# 69 GTO - Slow and Steady Restoration



## mnfirefighter (May 6, 2018)

Just got a 69 GTO Judge clone. Car looks good from 20 feet away but when you get up close a car person will be able to point out everything that I see and know too Love my car though. I drive it daily to work and don't have to worry about it since it isn't in pristine condition. I also have a 1966 Oldsmobile Toronado I am restoring/driving, remodeling my house, Ford F1 to Ranger frame swap with a 2.3 Turbo and have a baby on the way. Hence the name of my thread "Slow and Steady Restoration". This won't be a frame off restoration or anything like that. I will just replace parts as I can and fix stuff as I go. I plan on doing some big projects during winters throughout the next few years as the kid/kids get a little older. I would like to do a few engine mods, then interior restoration, then suspension and drivetrain and lastly exterior. 

I love making long build threads so here we go. 

Got my 69 a month or two ago. Drove it for a few days and broke the threaded stud for the Z bar that is part of the clutch assembly / system. The threaded stud sheered off flush with the engine block. One of the threaded studs go into the frame and the other one goes into the engine block. Luckily it just came up. It wasn't rusted in place or anything. I just order replacement side mirrors last night since the ones I have are not correct. I have the remote mirror spot in the drivers side door panel and it is just a standard mirror on it. I am awaiting the correct replacement. 

My armrest on the drivers side was more or less falling off on the car. The holes were stripped out and the previous owner decided to make new holes to hold it in place. Well those stripped out and the door panel was swiss cheese. I could think of two easy approaches. One would be to weld the holes shut and use the OEM self tapping armrest base screws to make new holes but I didn't want to try to self tap through a weld. I decided to find a washer to weld in place and then I would be able to thread into that. A 3/16" washer worked fine. Welded them in place and it worked really good. The previous owner was also using the interior door handle / release to pull the door shut since you couldn't use the armrest to pull the door shut and made a crack in the door. I put a few welds across that too. 

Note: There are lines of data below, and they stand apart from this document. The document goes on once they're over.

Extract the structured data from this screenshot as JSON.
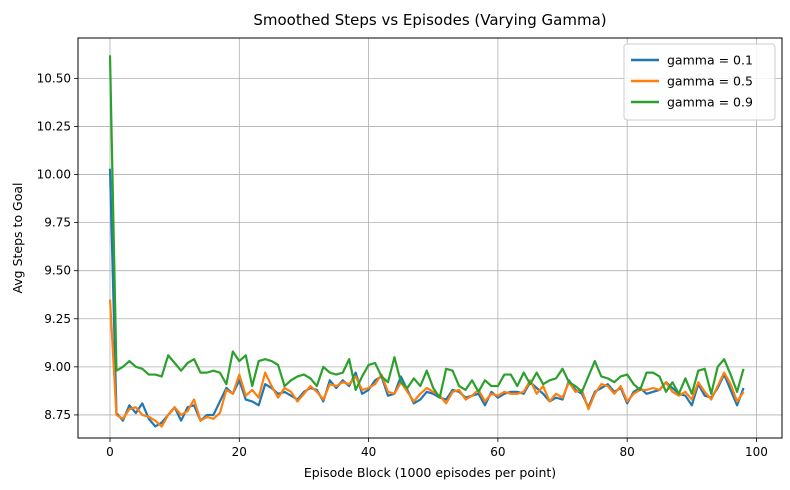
{
  "chart_data": {
    "type": "line",
    "title": "Smoothed Steps vs Episodes (Varying Gamma)",
    "xlabel": "Episode Block (1000 episodes per point)",
    "ylabel": "Avg Steps to Goal",
    "xlim": [
      -4.95,
      103.95
    ],
    "ylim": [
      8.63,
      10.71
    ],
    "xticks": [
      0,
      20,
      40,
      60,
      80,
      100
    ],
    "xtick_labels": [
      "0",
      "20",
      "40",
      "60",
      "80",
      "100"
    ],
    "yticks": [
      8.75,
      9.0,
      9.25,
      9.5,
      9.75,
      10.0,
      10.25,
      10.5
    ],
    "ytick_labels": [
      "8.75",
      "9.00",
      "9.25",
      "9.50",
      "9.75",
      "10.00",
      "10.25",
      "10.50"
    ],
    "grid": true,
    "legend_position": "top-right",
    "series": [
      {
        "name": "gamma = 0.1",
        "color": "#1f77b4",
        "values": [
          10.03,
          8.76,
          8.72,
          8.8,
          8.76,
          8.81,
          8.73,
          8.69,
          8.71,
          8.75,
          8.79,
          8.72,
          8.79,
          8.8,
          8.72,
          8.75,
          8.75,
          8.82,
          8.89,
          8.86,
          8.93,
          8.83,
          8.82,
          8.8,
          8.91,
          8.89,
          8.86,
          8.87,
          8.85,
          8.83,
          8.87,
          8.89,
          8.88,
          8.82,
          8.93,
          8.89,
          8.93,
          8.9,
          8.97,
          8.86,
          8.88,
          8.93,
          8.95,
          8.85,
          8.86,
          8.95,
          8.88,
          8.81,
          8.83,
          8.87,
          8.86,
          8.84,
          8.83,
          8.88,
          8.87,
          8.84,
          8.85,
          8.86,
          8.8,
          8.87,
          8.84,
          8.86,
          8.87,
          8.87,
          8.86,
          8.92,
          8.89,
          8.86,
          8.82,
          8.84,
          8.83,
          8.93,
          8.88,
          8.86,
          8.79,
          8.87,
          8.89,
          8.91,
          8.87,
          8.89,
          8.81,
          8.87,
          8.89,
          8.86,
          8.87,
          8.88,
          8.92,
          8.89,
          8.86,
          8.85,
          8.8,
          8.91,
          8.85,
          8.84,
          8.89,
          8.96,
          8.88,
          8.8,
          8.89
        ]
      },
      {
        "name": "gamma = 0.5",
        "color": "#ff7f0e",
        "values": [
          9.35,
          8.75,
          8.73,
          8.78,
          8.79,
          8.75,
          8.74,
          8.72,
          8.69,
          8.75,
          8.79,
          8.75,
          8.77,
          8.83,
          8.72,
          8.74,
          8.73,
          8.76,
          8.88,
          8.86,
          8.96,
          8.85,
          8.88,
          8.84,
          8.97,
          8.9,
          8.84,
          8.89,
          8.87,
          8.82,
          8.86,
          8.9,
          8.87,
          8.83,
          8.91,
          8.9,
          8.92,
          8.91,
          8.95,
          8.88,
          8.89,
          8.91,
          8.96,
          8.87,
          8.86,
          8.92,
          8.87,
          8.82,
          8.86,
          8.89,
          8.87,
          8.85,
          8.81,
          8.87,
          8.88,
          8.83,
          8.85,
          8.88,
          8.82,
          8.86,
          8.85,
          8.87,
          8.86,
          8.86,
          8.87,
          8.93,
          8.86,
          8.9,
          8.82,
          8.86,
          8.84,
          8.92,
          8.87,
          8.88,
          8.78,
          8.86,
          8.91,
          8.9,
          8.86,
          8.9,
          8.82,
          8.86,
          8.88,
          8.88,
          8.89,
          8.88,
          8.92,
          8.87,
          8.85,
          8.87,
          8.83,
          8.92,
          8.87,
          8.83,
          8.9,
          8.97,
          8.91,
          8.82,
          8.87
        ]
      },
      {
        "name": "gamma = 0.9",
        "color": "#2ca02c",
        "values": [
          10.62,
          8.98,
          9.0,
          9.03,
          9.0,
          8.99,
          8.96,
          8.96,
          8.95,
          9.06,
          9.02,
          8.98,
          9.02,
          9.04,
          8.97,
          8.97,
          8.98,
          8.97,
          8.91,
          9.08,
          9.03,
          9.06,
          8.9,
          9.03,
          9.04,
          9.03,
          9.01,
          8.9,
          8.93,
          8.95,
          8.96,
          8.94,
          8.9,
          9.0,
          8.97,
          8.96,
          8.97,
          9.04,
          8.88,
          8.95,
          9.01,
          9.02,
          8.95,
          8.92,
          9.05,
          8.92,
          8.89,
          8.94,
          8.9,
          8.98,
          8.89,
          8.84,
          8.99,
          8.98,
          8.9,
          8.88,
          8.93,
          8.87,
          8.93,
          8.9,
          8.9,
          8.96,
          8.96,
          8.9,
          8.97,
          8.91,
          8.97,
          8.91,
          8.93,
          8.94,
          8.99,
          8.92,
          8.9,
          8.87,
          8.95,
          9.03,
          8.95,
          8.94,
          8.92,
          8.95,
          8.96,
          8.91,
          8.88,
          8.97,
          8.97,
          8.95,
          8.87,
          8.92,
          8.86,
          8.94,
          8.86,
          8.98,
          8.99,
          8.86,
          9.0,
          9.04,
          8.96,
          8.87,
          8.99
        ]
      }
    ]
  }
}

The previous owner put large wheels on it and didn't address the suspension so I bottom out sometimes. They also cut the inside of the rear wheel well as to not scrap the sidewalls of the real tires/wheels. Whoever painted the GTO for the judge clone had some serious paint runs. There is some rust in the bottom of both fenders. The previous owner must have ran into a few cars or something to mess up the front nose and fender. The inside dash and center console is cracked and so on. There is a long road ahead of me for this car but it is fun to drive. My wife and I have to alternate between the 66 Toronado (our cruiser) and the GTO (the fun 4 speed).


----------



## mnfirefighter (May 6, 2018)

Here are some of the pictures. I couldn't get some of them to rotate properly.


----------



## Cafr119 (Dec 9, 2017)

As much as I love Pontiac GTOs and would love to own a original “Judge” I’m not one for one that has been cloned or for any other muscle car clones like the ever popular Chevelle SS is a popular car that has been cloned a lot. With that said, it does look good in the pics, other than the damage, look forward to seeing your progress on your “ Slow and Steady restoration, and I noticed your a Firefighter, Thank you for your service in the First Responder field, as I’m a retired Firefighter/MFR.


----------



## mnfirefighter (May 6, 2018)

Did PHS on this car. It was originally gold on gold, with the 400 and 4 speed. Sold to a dealer in Kentucky. I can see that someone painted the exterior red on top of the original gold. Then the orange from the Judge clone on top of the red. I was taking apart the interior and can see where someone painted the head liner and other interior components. They did black on top of the gold. I can't imagine everything being gold.


----------



## mnfirefighter (May 6, 2018)

Cafr119, Thank you for your service as well. I live in a small town and we got a good group of guys volunteering on the department.


----------



## 1966tempest (Jul 14, 2015)

I would rather look at your GTO clone than a lemans anyday...


----------